Theatres in Early Vancouver

In 1927, there were theatres everywhere that showed a variety of entertainment, plays and Vaudeville - although Vaudeville was beginning to take its last breath in the late 20s. 

The Dominion theatre showed silent films, and the posters show an interest in British films. It was built in 1911, located in the 900 block of Granville Street. It was extensively renovated with only the frame of the building remaining, which now houses the Caprice Nightclub (recently closed). The ceiling inside was a marvelous glass and mirrored ceiling, as shown in the photo above. 

The Capitol Theatre was located at 820 Granville, and it opened in 1921. In 1977 the building was rebuilt as a multi-plex cinema, but that has been completely replaced by the patchwork of mall, business, and residential buildings in that location. 

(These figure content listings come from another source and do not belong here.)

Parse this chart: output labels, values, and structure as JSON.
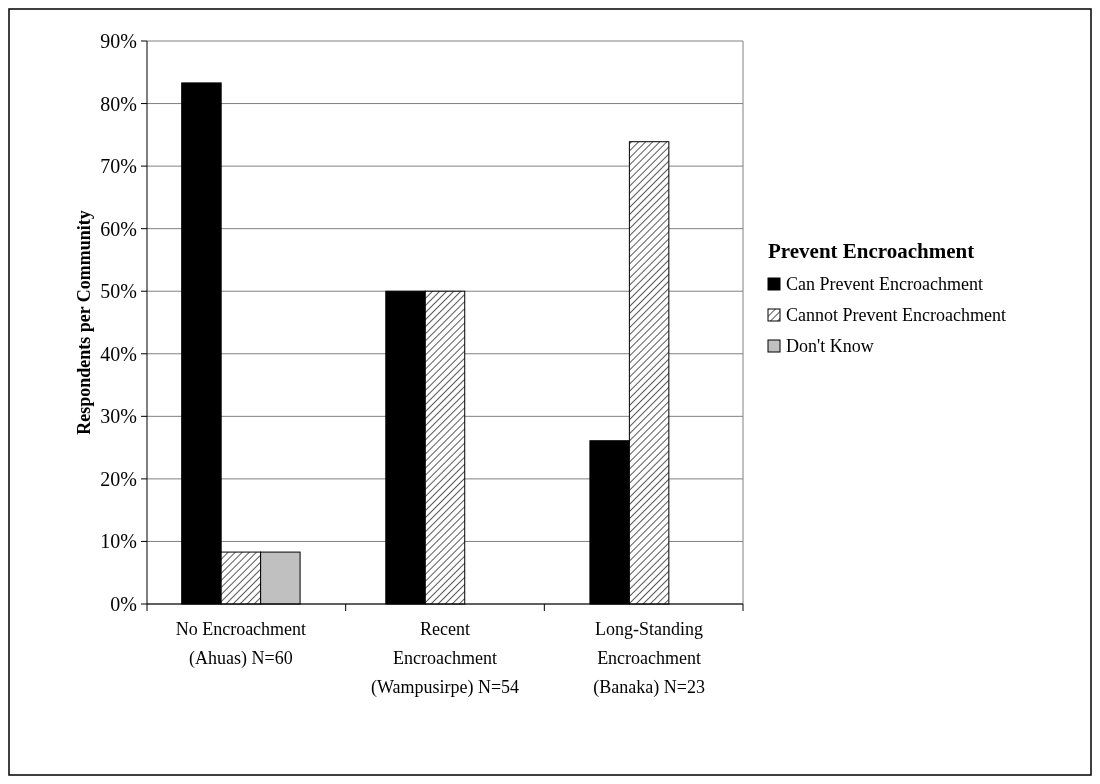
{
  "chart_data": {
    "type": "bar",
    "ylabel": "Respondents per Community",
    "legend_title": "Prevent Encroachment",
    "categories": [
      "No Encroachment (Ahuas) N=60",
      "Recent Encroachment (Wampusirpe) N=54",
      "Long-Standing Encroachment (Banaka) N=23"
    ],
    "series": [
      {
        "name": "Can Prevent Encroachment",
        "color": "#000000",
        "values": [
          83.3,
          50,
          26.1
        ]
      },
      {
        "name": "Cannot Prevent Encroachment",
        "color": "#000000",
        "values": [
          8.3,
          50,
          73.9
        ]
      },
      {
        "name": "Don't Know",
        "color": "#c0c0c0",
        "values": [
          8.3,
          null,
          null
        ]
      }
    ],
    "ylim": [
      0,
      90
    ],
    "yticks": [
      {
        "value": 0,
        "label": "0%"
      },
      {
        "value": 10,
        "label": "10%"
      },
      {
        "value": 20,
        "label": "20%"
      },
      {
        "value": 30,
        "label": "30%"
      },
      {
        "value": 40,
        "label": "40%"
      },
      {
        "value": 50,
        "label": "50%"
      },
      {
        "value": 60,
        "label": "60%"
      },
      {
        "value": 70,
        "label": "70%"
      },
      {
        "value": 80,
        "label": "80%"
      },
      {
        "value": 90,
        "label": "90%"
      }
    ],
    "grid": "y",
    "legend": "right"
  }
}
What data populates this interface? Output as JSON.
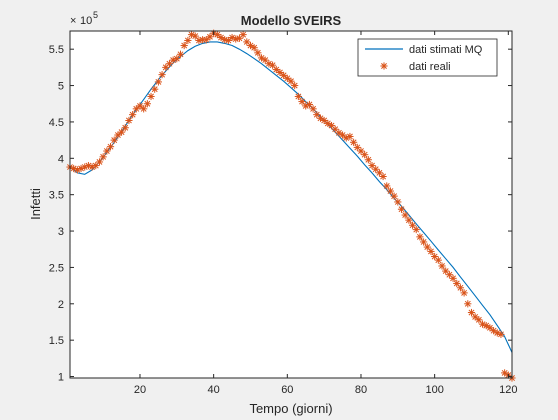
{
  "chart_data": {
    "type": "line",
    "title": "Modello SVEIRS",
    "xlabel": "Tempo (giorni)",
    "ylabel": "Infetti",
    "y_exponent_label": "10",
    "y_exponent_power": "5",
    "y_scale": 100000,
    "xlim": [
      1,
      121
    ],
    "ylim": [
      0.98,
      5.75
    ],
    "x_ticks": [
      20,
      40,
      60,
      80,
      100,
      120
    ],
    "y_ticks": [
      1,
      1.5,
      2,
      2.5,
      3,
      3.5,
      4,
      4.5,
      5,
      5.5
    ],
    "y_tick_labels": [
      "1",
      "1.5",
      "2",
      "2.5",
      "3",
      "3.5",
      "4",
      "4.5",
      "5",
      "5.5"
    ],
    "grid": false,
    "legend_position": "top-right",
    "colors": {
      "fitted": "#0072bd",
      "real": "#d95319",
      "background": "#f0f0f0",
      "axes": "#ffffff"
    },
    "series": [
      {
        "name": "dati stimati MQ",
        "style": "line",
        "x": [
          1,
          3,
          5,
          7,
          9,
          11,
          13,
          15,
          17,
          19,
          21,
          23,
          25,
          27,
          29,
          31,
          33,
          35,
          37,
          39,
          41,
          43,
          45,
          47,
          49,
          51,
          53,
          55,
          57,
          59,
          61,
          63,
          65,
          67,
          69,
          71,
          73,
          75,
          77,
          79,
          81,
          83,
          85,
          87,
          89,
          91,
          93,
          95,
          97,
          99,
          101,
          103,
          105,
          107,
          109,
          111,
          113,
          115,
          117,
          119,
          121
        ],
        "values": [
          3.88,
          3.8,
          3.78,
          3.84,
          3.95,
          4.08,
          4.22,
          4.37,
          4.52,
          4.67,
          4.81,
          4.95,
          5.08,
          5.2,
          5.31,
          5.4,
          5.48,
          5.54,
          5.58,
          5.6,
          5.6,
          5.58,
          5.55,
          5.5,
          5.44,
          5.37,
          5.3,
          5.22,
          5.14,
          5.06,
          4.97,
          4.88,
          4.78,
          4.68,
          4.57,
          4.47,
          4.36,
          4.25,
          4.14,
          4.03,
          3.91,
          3.8,
          3.68,
          3.57,
          3.45,
          3.34,
          3.22,
          3.1,
          2.98,
          2.86,
          2.74,
          2.62,
          2.5,
          2.37,
          2.24,
          2.11,
          1.98,
          1.85,
          1.7,
          1.55,
          1.33
        ]
      },
      {
        "name": "dati reali",
        "style": "asterisk",
        "x": [
          1,
          2,
          3,
          4,
          5,
          6,
          7,
          8,
          9,
          10,
          11,
          12,
          13,
          14,
          15,
          16,
          17,
          18,
          19,
          20,
          21,
          22,
          23,
          24,
          25,
          26,
          27,
          28,
          29,
          30,
          31,
          32,
          33,
          34,
          35,
          36,
          37,
          38,
          39,
          40,
          41,
          42,
          43,
          44,
          45,
          46,
          47,
          48,
          49,
          50,
          51,
          52,
          53,
          54,
          55,
          56,
          57,
          58,
          59,
          60,
          61,
          62,
          63,
          64,
          65,
          66,
          67,
          68,
          69,
          70,
          71,
          72,
          73,
          74,
          75,
          76,
          77,
          78,
          79,
          80,
          81,
          82,
          83,
          84,
          85,
          86,
          87,
          88,
          89,
          90,
          91,
          92,
          93,
          94,
          95,
          96,
          97,
          98,
          99,
          100,
          101,
          102,
          103,
          104,
          105,
          106,
          107,
          108,
          109,
          110,
          111,
          112,
          113,
          114,
          115,
          116,
          117,
          118,
          119,
          120,
          121
        ],
        "values": [
          3.88,
          3.86,
          3.84,
          3.86,
          3.88,
          3.9,
          3.88,
          3.9,
          3.95,
          4.02,
          4.1,
          4.16,
          4.25,
          4.32,
          4.36,
          4.42,
          4.52,
          4.6,
          4.68,
          4.72,
          4.68,
          4.75,
          4.85,
          4.95,
          5.05,
          5.15,
          5.25,
          5.3,
          5.35,
          5.37,
          5.43,
          5.55,
          5.62,
          5.7,
          5.68,
          5.62,
          5.63,
          5.63,
          5.67,
          5.72,
          5.7,
          5.66,
          5.63,
          5.62,
          5.66,
          5.64,
          5.65,
          5.7,
          5.6,
          5.55,
          5.52,
          5.45,
          5.38,
          5.35,
          5.3,
          5.28,
          5.22,
          5.18,
          5.14,
          5.1,
          5.06,
          5.0,
          4.85,
          4.78,
          4.72,
          4.74,
          4.68,
          4.6,
          4.55,
          4.52,
          4.48,
          4.45,
          4.4,
          4.35,
          4.32,
          4.28,
          4.3,
          4.22,
          4.15,
          4.1,
          4.05,
          3.98,
          3.9,
          3.85,
          3.8,
          3.75,
          3.62,
          3.55,
          3.48,
          3.4,
          3.3,
          3.22,
          3.15,
          3.08,
          3.02,
          2.92,
          2.85,
          2.78,
          2.72,
          2.65,
          2.6,
          2.52,
          2.45,
          2.4,
          2.35,
          2.28,
          2.22,
          2.15,
          2.0,
          1.88,
          1.82,
          1.78,
          1.72,
          1.7,
          1.67,
          1.63,
          1.6,
          1.58,
          1.05,
          1.02,
          0.98
        ]
      }
    ]
  }
}
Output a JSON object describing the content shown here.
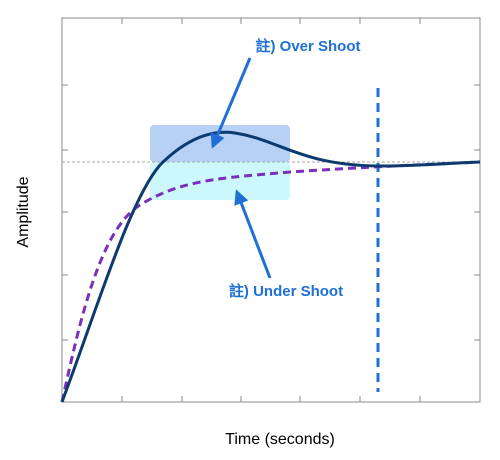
{
  "x_label": "Time (seconds)",
  "y_label": "Amplitude",
  "annotations": [
    "註) Over Shoot",
    "註) Under Shoot"
  ]
}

The second Orpheum Theatre opened in November of 1927, after the estimated date of these found posters. Therefore, the poster above advertising the "Trelawny of the Wells" would have been for the first Orpheum. It was located at 761 Granville, and in 1969 it was demolished to begin creating the Pacific Centre. 

The Rio Theatre in the 30's

I was reflecting on the loss of these theatres, that the buildings weren't preserved, and today there is a chance to save a theatre from demolition with the Rio Theatre. The fundraising battle is currently being waged, and I hope they get enough support so it can continue to be a community hub, an independent theatre. If you're interested in learning more and helping out, check out I hope it can be saved, and in the future someone like myself would have a different experience of researching. 

I also wonder why most of these theatres weren't saved or preserved in the 60's, 70's, 80's, and so on. Why didn't people put up a bigger fight, or why wasn't the historical value recognized? Is it because there were so many theatres and venues for all kinds of entertainment, that if one was lost, it didn't seem like a big deal? The Rio is a unique place in Vancouver today. People are fighting for it.